I don't expect any trade deals to be successfully negotiated by 2022.
(7) Transition Phase
– Would you support the UK staying in the European Economic Area (i.e. free movement of people, EFTA court) for a transition period from March 2019 until the comprehensive UK-EU27 trade deal is agreed and ratified? If so, for how long? If not, what are the key elements of a transition deal – and for how long?
– Should the UK stay in the customs union during the transition phase? If so, when would you want the UK to leave the customs union and start negotiating its own trade deals?
– If the UK doesn't stay in the customs union, do you envisage there being adequate customs space at ports and airports by March 2019. If there would not be adequate space, what transition arrangements would you propose?
Answer: I support Scotland being independent in the EU rather than the mess that's coming our way just now. I'd support EFTA membership as a backstop to that but I'm not sure just how welcome the UK would be in EFTA – I could see the application being rejected.
I'd support remaining in the customs union for as long as possible (preferably by not leaving the EU) but I think the reality is that we'll be heaved out of the customs union at the earliest possible opportunity by Ministers determined to make their mark. I think it's also more than possible that UK Ministers will walk out of the negotiations before they are concluded to try to seem strong. The idea of this lot trying to negotiate trade deals fills me with horror.
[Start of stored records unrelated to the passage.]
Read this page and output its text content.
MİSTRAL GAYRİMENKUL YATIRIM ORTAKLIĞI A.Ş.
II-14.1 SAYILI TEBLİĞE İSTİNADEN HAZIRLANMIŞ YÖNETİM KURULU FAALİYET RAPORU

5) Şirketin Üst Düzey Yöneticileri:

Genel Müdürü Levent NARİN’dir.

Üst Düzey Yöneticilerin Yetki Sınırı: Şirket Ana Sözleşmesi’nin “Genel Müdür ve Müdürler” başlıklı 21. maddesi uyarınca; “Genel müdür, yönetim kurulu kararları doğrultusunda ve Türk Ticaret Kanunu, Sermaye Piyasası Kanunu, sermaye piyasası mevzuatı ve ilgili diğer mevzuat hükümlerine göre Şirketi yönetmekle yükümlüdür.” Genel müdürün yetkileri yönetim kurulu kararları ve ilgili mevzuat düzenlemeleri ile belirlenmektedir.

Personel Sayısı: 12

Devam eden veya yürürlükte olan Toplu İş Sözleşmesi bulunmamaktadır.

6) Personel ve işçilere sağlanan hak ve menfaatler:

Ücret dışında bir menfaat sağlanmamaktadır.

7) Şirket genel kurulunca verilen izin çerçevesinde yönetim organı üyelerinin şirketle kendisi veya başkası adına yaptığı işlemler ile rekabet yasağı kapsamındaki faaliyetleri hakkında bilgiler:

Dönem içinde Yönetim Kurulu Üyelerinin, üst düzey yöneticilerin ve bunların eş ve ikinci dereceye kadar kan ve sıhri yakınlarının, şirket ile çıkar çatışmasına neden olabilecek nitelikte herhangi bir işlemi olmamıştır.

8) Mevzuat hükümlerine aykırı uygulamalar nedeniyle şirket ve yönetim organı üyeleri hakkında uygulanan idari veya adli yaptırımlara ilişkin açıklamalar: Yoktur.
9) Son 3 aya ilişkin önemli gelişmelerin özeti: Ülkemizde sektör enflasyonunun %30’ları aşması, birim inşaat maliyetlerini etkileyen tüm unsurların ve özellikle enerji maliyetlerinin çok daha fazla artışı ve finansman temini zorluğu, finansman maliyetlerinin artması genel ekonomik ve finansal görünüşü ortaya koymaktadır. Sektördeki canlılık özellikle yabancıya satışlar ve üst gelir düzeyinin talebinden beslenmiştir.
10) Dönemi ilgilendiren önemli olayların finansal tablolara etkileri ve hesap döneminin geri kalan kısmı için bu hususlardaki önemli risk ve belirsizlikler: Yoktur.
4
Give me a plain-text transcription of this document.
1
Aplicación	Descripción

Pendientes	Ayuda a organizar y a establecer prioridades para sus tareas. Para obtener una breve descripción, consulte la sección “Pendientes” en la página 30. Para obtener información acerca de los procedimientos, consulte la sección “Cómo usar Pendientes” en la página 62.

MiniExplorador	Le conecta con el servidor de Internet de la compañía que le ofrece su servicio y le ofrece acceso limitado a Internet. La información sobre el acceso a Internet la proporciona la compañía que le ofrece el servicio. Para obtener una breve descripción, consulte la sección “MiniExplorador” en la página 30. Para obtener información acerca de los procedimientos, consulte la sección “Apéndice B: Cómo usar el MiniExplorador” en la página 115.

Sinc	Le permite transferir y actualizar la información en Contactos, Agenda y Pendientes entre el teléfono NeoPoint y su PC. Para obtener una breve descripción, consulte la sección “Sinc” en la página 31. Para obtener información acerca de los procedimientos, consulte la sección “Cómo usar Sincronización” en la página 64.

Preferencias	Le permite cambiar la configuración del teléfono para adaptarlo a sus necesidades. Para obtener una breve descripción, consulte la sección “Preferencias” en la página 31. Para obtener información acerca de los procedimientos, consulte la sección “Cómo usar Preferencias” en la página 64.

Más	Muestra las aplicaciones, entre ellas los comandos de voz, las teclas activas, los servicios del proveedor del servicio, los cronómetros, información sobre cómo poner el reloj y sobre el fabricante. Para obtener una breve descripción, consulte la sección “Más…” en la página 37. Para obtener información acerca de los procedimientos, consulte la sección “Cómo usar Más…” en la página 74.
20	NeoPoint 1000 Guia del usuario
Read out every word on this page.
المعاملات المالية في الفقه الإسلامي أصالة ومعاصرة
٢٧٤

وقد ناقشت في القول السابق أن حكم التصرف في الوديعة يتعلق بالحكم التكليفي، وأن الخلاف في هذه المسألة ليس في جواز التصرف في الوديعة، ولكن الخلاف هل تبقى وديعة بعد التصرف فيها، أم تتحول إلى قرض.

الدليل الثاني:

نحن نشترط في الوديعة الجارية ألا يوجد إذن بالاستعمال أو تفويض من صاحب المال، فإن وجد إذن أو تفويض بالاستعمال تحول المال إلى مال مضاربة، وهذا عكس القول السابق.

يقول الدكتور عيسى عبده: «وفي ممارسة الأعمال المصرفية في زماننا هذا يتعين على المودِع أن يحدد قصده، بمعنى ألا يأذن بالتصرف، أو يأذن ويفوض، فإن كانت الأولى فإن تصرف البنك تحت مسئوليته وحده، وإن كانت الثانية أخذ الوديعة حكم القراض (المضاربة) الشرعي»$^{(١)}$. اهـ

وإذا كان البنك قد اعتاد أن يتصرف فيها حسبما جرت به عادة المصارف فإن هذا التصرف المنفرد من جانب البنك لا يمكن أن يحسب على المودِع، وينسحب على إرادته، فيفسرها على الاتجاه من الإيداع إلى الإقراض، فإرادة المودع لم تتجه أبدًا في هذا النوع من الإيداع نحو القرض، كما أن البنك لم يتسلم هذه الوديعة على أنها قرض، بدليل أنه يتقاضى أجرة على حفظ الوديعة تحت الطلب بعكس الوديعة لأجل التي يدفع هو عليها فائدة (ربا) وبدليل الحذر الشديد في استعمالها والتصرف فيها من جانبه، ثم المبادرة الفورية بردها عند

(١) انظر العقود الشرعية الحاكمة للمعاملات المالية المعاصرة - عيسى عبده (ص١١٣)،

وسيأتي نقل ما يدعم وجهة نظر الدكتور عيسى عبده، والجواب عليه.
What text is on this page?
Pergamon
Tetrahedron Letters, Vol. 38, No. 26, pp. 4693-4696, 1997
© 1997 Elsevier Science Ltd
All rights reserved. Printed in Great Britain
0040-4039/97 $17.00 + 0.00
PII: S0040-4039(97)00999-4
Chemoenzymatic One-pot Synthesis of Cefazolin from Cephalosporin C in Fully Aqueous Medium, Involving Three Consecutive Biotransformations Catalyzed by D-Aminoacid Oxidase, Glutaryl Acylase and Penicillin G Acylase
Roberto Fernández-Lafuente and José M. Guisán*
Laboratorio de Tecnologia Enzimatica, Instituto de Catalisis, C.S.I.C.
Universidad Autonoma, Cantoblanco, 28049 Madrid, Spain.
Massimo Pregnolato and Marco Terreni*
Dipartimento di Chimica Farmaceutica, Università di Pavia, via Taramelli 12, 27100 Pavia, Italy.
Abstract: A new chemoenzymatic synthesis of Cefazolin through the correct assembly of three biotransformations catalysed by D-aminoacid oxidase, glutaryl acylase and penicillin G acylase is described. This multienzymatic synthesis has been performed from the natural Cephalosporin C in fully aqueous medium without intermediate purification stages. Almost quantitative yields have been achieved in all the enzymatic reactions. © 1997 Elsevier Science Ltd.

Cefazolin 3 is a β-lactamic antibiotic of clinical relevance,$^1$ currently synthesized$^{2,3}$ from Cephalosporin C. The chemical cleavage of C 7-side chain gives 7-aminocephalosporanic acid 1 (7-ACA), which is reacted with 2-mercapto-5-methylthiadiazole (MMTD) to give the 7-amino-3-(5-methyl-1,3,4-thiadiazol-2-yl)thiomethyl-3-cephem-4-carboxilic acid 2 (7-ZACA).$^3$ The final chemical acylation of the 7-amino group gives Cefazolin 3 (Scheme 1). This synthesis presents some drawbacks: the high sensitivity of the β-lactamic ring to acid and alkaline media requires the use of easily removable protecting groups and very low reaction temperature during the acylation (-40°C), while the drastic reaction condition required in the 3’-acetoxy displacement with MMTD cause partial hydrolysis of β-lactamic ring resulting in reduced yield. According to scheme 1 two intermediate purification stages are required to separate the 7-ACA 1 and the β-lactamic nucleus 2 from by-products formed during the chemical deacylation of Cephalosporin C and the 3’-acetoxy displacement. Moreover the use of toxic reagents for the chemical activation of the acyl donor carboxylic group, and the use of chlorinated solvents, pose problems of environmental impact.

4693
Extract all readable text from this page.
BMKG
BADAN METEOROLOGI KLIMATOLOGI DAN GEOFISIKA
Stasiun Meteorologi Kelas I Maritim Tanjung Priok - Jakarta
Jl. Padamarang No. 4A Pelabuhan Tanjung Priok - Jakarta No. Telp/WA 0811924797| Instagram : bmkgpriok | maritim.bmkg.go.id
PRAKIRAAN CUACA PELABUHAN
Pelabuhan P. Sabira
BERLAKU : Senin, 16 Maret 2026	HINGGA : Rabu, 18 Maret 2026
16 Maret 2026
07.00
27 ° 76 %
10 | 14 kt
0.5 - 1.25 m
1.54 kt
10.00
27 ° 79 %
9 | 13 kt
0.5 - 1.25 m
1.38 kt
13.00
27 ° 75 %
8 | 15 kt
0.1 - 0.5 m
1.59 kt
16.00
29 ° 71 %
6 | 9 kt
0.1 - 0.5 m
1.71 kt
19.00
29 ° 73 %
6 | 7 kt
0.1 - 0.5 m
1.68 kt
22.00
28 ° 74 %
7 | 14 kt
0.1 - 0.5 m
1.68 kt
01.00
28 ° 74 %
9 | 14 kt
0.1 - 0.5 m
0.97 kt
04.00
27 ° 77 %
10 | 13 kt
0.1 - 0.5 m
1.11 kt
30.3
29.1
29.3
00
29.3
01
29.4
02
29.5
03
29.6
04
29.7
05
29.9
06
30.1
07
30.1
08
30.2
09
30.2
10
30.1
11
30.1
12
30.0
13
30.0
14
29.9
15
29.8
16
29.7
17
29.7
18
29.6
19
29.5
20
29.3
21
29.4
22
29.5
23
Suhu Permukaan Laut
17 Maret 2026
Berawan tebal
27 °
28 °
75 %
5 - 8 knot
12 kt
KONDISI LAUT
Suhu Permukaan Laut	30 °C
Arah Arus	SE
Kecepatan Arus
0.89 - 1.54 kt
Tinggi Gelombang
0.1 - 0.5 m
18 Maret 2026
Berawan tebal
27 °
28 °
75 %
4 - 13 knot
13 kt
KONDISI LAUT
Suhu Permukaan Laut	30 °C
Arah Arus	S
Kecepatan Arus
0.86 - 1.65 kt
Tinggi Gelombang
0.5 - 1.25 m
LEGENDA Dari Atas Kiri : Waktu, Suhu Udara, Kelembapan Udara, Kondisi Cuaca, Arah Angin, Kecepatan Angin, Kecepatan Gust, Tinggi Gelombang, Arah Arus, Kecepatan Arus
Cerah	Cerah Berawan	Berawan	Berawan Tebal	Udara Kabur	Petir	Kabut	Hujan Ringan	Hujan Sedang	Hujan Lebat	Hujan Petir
(8) Irretrievable Breakdown of Talks
– If the talks break down, and there is no deal, what impact would a 'WTO cliff' have on the UK economically and politically? Will there be a major crisis – if so, what could be done to alleviate this? If not, why not?
– If the talks break down irretrievably, would you support either staying in the EU after all or trading with the EU on WTO terms? Would you support having a referendum on this? If not, why not?
Answer: If the talks break down – something not beyond the bounds of probability – it will leave the UK looking politically foolish at the very least. If, as seems possible, they break down because the UK walks away from the table the UK will seem politically untrustworthy as well. There is a major crisis already – it's not a question of whether there will be, it's here now. Mitigating the impact of that crisis would require UK Ministers to consider compromise and perhaps admit that the approach so far has been ill-considered so I cannot see that happening. Scotland, of course, has the option of leaving the UK and looking at rejoining the single market.
I already support staying in the EU and will continue to support staying in the EU whatever happens. I support Scotland being an independent Member State of the EU and will work towards that. A referendum is always, I think, the way to allow people to decide their future.
(9) Letting the Public Vote on or before the Deal
– Do you support a referendum once the exit deal is agreed in late 2018 on accepting the deal or staying in the EU after all? If not, why not?
Answer: I support a referendum in Scotland on whether we accept the direction of the UK or make our own decisions. We should have a referendum on whether Scotland stands with the UK in splendid isolation or takes a place in the EU as an independent nation to cooperate with our European neighbours.
(10) Brexit Overall
– Overall, do you think Brexit will be positive or negative for the UK? In the House of Commons, will you continue to support Brexit or argue for the UK public and government to think again?
Answer: It's a huge, seething negative. I have never supported Brexit and I'll continue to argue for Scotland to continue membership of the EU.